Sabemos que os rendimentos não são todos tributados da mesma forma, por isso existem diferentes categorias que estão conforme os tipos de rendimentos. Os rendimentos do trabalho dependente (categoria A) e de pensões (categoria H), são tributados por englobamento, e remetem às taxas gerais de IRS. Os rendimentos de capitais (categoria E) por exemplo, são tributados a uma taxa liberatória, já os rendimentos prediais (categoria F) e alguns rendimentos de incrementos patrimoniais (categoria G), como o saldo positivo entre as mais e menos-valias de venda de ações, são tributados a uma taxa especial. Entretanto o código do IRS permite que rendimentos tributados por taxa especial ou liberatória sejam englobados, por opção do contribuinte, aos restantes rendimentos auferidos, ficando sujeitos às mesmas taxas gerais de IRS. 

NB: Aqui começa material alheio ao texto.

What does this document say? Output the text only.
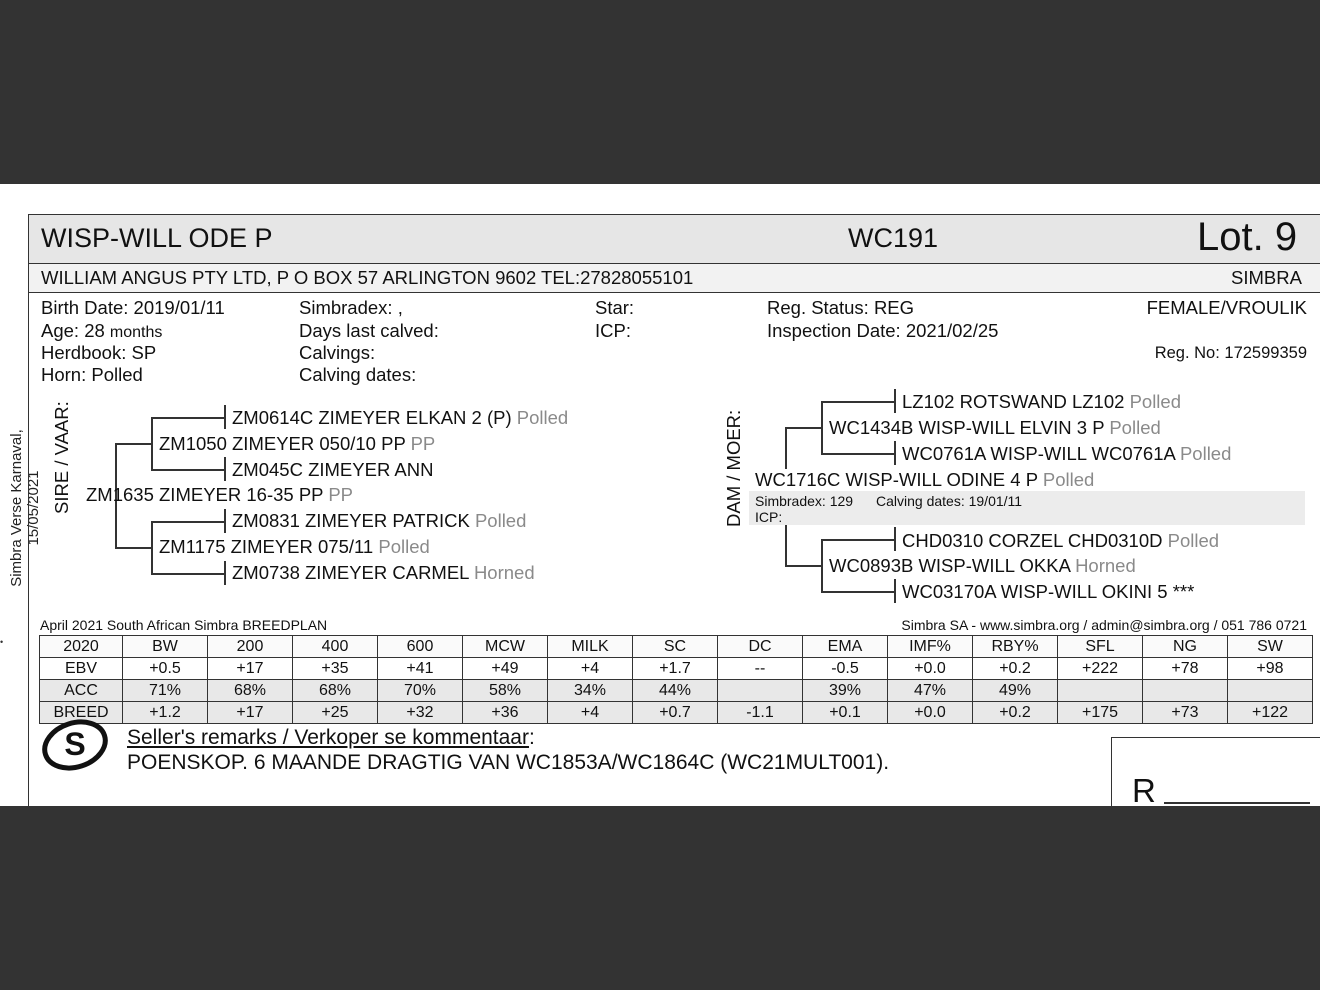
Simbra Verse Karnaval, 15/05/2021
•
WISP-WILL ODE P	WC191	Lot. 9
WILLIAM ANGUS PTY LTD, P O BOX 57 ARLINGTON 9602 TEL:27828055101	SIMBRA
Birth Date: 2019/01/11
Age: 28 months
Herdbook: SP
Horn: Polled
Simbradex: ,
Days last calved:
Calvings:
Calving dates:
Star:
ICP:
Reg. Status: REG
Inspection Date: 2021/02/25
FEMALE/VROULIK
Reg. No: 172599359
SIRE / VAAR:	ZM0614C ZIMEYER ELKAN 2 (P) Polled
ZM1050 ZIMEYER 050/10 PP PP
ZM045C ZIMEYER ANN
ZM1635 ZIMEYER 16-35 PP PP
ZM0831 ZIMEYER PATRICK Polled
ZM1175 ZIMEYER 075/11 Polled
ZM0738 ZIMEYER CARMEL Horned
DAM / MOER:
LZ102 ROTSWAND LZ102 Polled
WC1434B WISP-WILL ELVIN 3 P Polled
WC0761A WISP-WILL WC0761A Polled
WC1716C WISP-WILL ODINE 4 P Polled
Simbradex: 129 Calving dates: 19/01/11
ICP:
CHD0310 CORZEL CHD0310D Polled
WC0893B WISP-WILL OKKA Horned
WC03170A WISP-WILL OKINI 5 ***
April 2021 South African Simbra BREEDPLAN	Simbra SA - www.simbra.org / admin@simbra.org / 051 786 0721
2020	BW	200	400	600	MCW	MILK	SC	DC	EMA	IMF%	RBY%	SFL	NG	SW
EBV	+0.5	+17	+35	+41	+49	+4	+1.7	--	-0.5	+0.0	+0.2	+222	+78	+98
ACC	71%	68%	68%	70%	58%	34%	44%		39%	47%	49%			
BREED	+1.2	+17	+25	+32	+36	+4	+0.7	-1.1	+0.1	+0.0	+0.2	+175	+73	+122
S Seller's remarks / Verkoper se kommentaar:
POENSKOP. 6 MAANDE DRAGTIG VAN WC1853A/WC1864C (WC21MULT001).
R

Mas quando o englobamento é mais vantajoso? Lembre-se que a melhor opção é sempre gerar o máximo de testes possíveis para que sejam comparados os valores. Porém, há 2 situações em que devemos ter mais atenção ao simular os valores através do englobamento.

Assim sendo, em regra, é vantajoso englobar os rendimentos tributados quando o rendimento coletável não ultrapassar o limite superior do segundo escalão, caso em que são aplicadas taxas de imposto até 23%, inferiores às taxas liberatórias e especiais aplicadas à maioria dos rendimentos (por norma, de 28%). A outra ocasião é quando há um saldo negativo entre as mais e menos-valias de venda de ações (rendimentos da categoria G), uma vez que, dessa forma, é possível deduzir esse prejuízo, nos cinco anos seguintes aos rendimentos da mesma categoria. Apenas é necessário continuar a optar pelo englobamento nos anos seguintes para se utilizar desta opção.

Após fazer todas as validações de dados e simulações e estar seguro da forma que vai entregar o seu IRS, é preciso carregar em «Submeter» para que o seu IRS fique entregue. Mesmo os que têm disponível o IRS automático e que podem “não fazer nada”, sugerimos a validação dos dados antes da entrega, pois caso não o faça as Finanças irão considerar que as informações imputadas são válidas e farão os cálculos a receber ou a pagar conforme a plataforma.

É muito importante estar organizado para a entrega do seu IRS e caso ache necessário pode sempre procurar ajuda ao consultar um contabilista. Lembramos também que por norma o sistema de entrega do IRS muda todos os anos e por isso, muitos contabilistas aconselham que não façam a entrega nos primeiros 15 dias do prazo, tendo em vista esses primeiros dias serem mais parecidos como um “teste” em ambiente real dessas alterações que podem necessitar de ajustes. Em outra perspetiva, se conseguir entregar o seu IRS entre abril e maio e no caso de ter direito a receber reembolso, o mesmo estará disponível até o fim de junho, o que pode ajudar na recuperação ou manutenção das finanças em tempos de incertezas.

O Senhor do Banco ainda aconselha que mesmo os que estão dispensados de entregar o IRS em 2020, o façam, pois mais tarde podem vir a pensar pedir um crédito à habitação ou de qualquer outro tipo e as entidades financeiras irão exigir os rendimentos passados e no limite podem considerar nulos, caso não disponha dessa documentação (IRS e nota de liquidação).